Des propos d’hyperactif qui ne doivent pas faire illusion car Antiochus, mu par une "vive curiosité encyclopédique" comme son père, multiplie les activités. Il correspond avec Voltaire, entreprend de nombreuses traductions en russe. Celle des Entretiens sur la pluralité des mondes de Fontenelle aura un impact considérable. "A travers ce livre, largement traduit dans plusieurs langues du vivant de l’écrivain français, les Russes auront accès pour la première fois à un auteur qui est sur le devant de l’actualité intellectuelle de leur temps. Avec cette œuvre de Fontenelle (Antiochus Cantemir) accomplit un pas décisif sur la voie du rapprochement culturel entre la Russie et l’Europe qu’il s’est fixé comme but", souligne Stefan Lemny.

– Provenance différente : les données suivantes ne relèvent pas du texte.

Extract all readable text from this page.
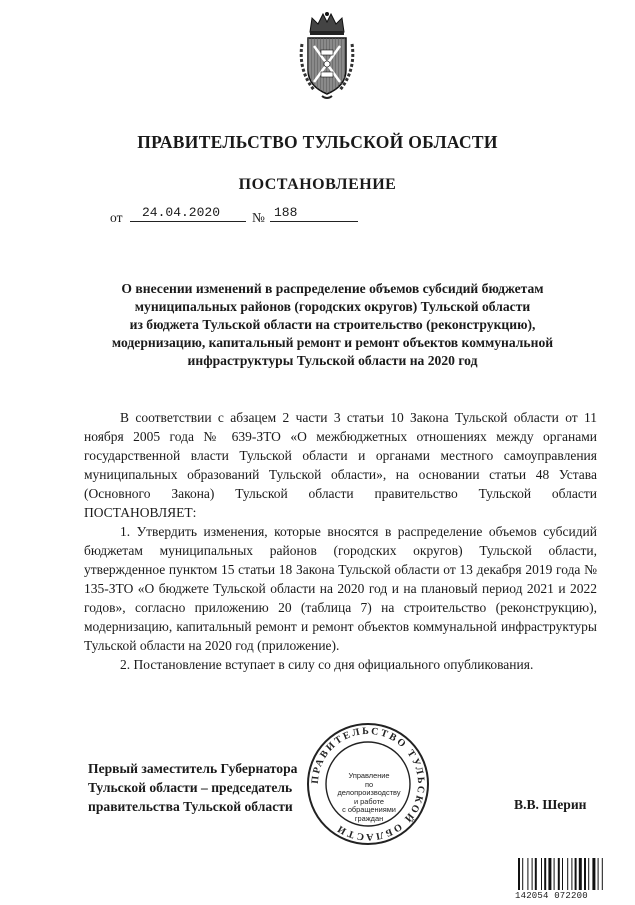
ПРАВИТЕЛЬСТВО ТУЛЬСКОЙ ОБЛАСТИ
ПОСТАНОВЛЕНИЕ
от	24.04.2020	№ 188
О внесении изменений в распределение объемов субсидий бюджетам
муниципальных районов (городских округов) Тульской области
из бюджета Тульской области на строительство (реконструкцию),
модернизацию, капитальный ремонт и ремонт объектов коммунальной
инфраструктуры Тульской области на 2020 год

В соответствии с абзацем 2 части 3 статьи 10 Закона Тульской области от 11 ноября 2005 года № 639-ЗТО «О межбюджетных отношениях между органами государственной власти Тульской области и органами местного самоуправления муниципальных образований Тульской области», на основании статьи 48 Устава (Основного Закона) Тульской области правительство Тульской области ПОСТАНОВЛЯЕТ:

1. Утвердить изменения, которые вносятся в распределение объемов субсидий бюджетам муниципальных районов (городских округов) Тульской области, утвержденное пунктом 15 статьи 18 Закона Тульской области от 13 декабря 2019 года № 135-ЗТО «О бюджете Тульской области на 2020 год и на плановый период 2021 и 2022 годов», согласно приложению 20 (таблица 7) на строительство (реконструкцию), модернизацию, капитальный ремонт и ремонт объектов коммунальной инфраструктуры Тульской области на 2020 год (приложение).

2. Постановление вступает в силу со дня официального опубликования.

Первый заместитель Губернатора
Тульской области – председатель
правительства Тульской области	В.В. Шерин
ПРАВИТЕЛЬСТВО ТУЛЬСКОЙ ОБЛАСТИ
Управление
по делопроизводству
и работе
с обращениями
граждан
142054 072200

Antiochus laissera également à sa mort un dictionnaire russe-français inachevé qu’on a longtemps cru perdu avant de le retrouver en 1985 à la bibliothèque Lénine à Moscou et qui se distingue par la place réservée « au vocabulaire relevant de la réalité profane, y compris même les termes galants et érotiques », mais qui veut également mettre l’accent, conformément à l’esprit des Lumières, sur « le progrès des connaissances et de la science ».

Comme cela arrive parfois avec la postérité, Antiochus Cantemir laissera une trace durable en Russie non pas en raison de ses efforts pour « le dialogue des cultures », mais pour les Satires qu’il rédigeait comme pour se délasser et « qui lui vaudront sa réputation dans les lettres russes ». "Lorsque je trouve quelque chose de malhonnête dans les mœurs, les vers coulent de ma plume avec rapidité, confie-t-il. Je sens alors que je nage en pleine eau et que je ne ferai pas bâiller mes lecteurs". Stefan Lemny replace la rédaction de ces Satires dans son contexte. Antiochus voulait principalement dénoncer la persistance des résistances aux réformes de Pierre le Grand en Russie, dans la première moitié du XVIII-ème siècle.

Mais Antiochus est miné par les problèmes de santé. Il meurt en 1744, à l’âge de 35 ans, resté fidèle toute sa vie, tout comme l’avait été son père, au « dialogue des cultures » en Europe, à une époque où l’empire ottoman, la Russie et l’Europe occidentale apprenaient tout juste à mieux se connaître.

Notes

[1Stéphane Lemny, Les Cantemir, l’aventure européenne d’une famille princière au XVIIIe siècle, Bruxelles, Complexe, 2009.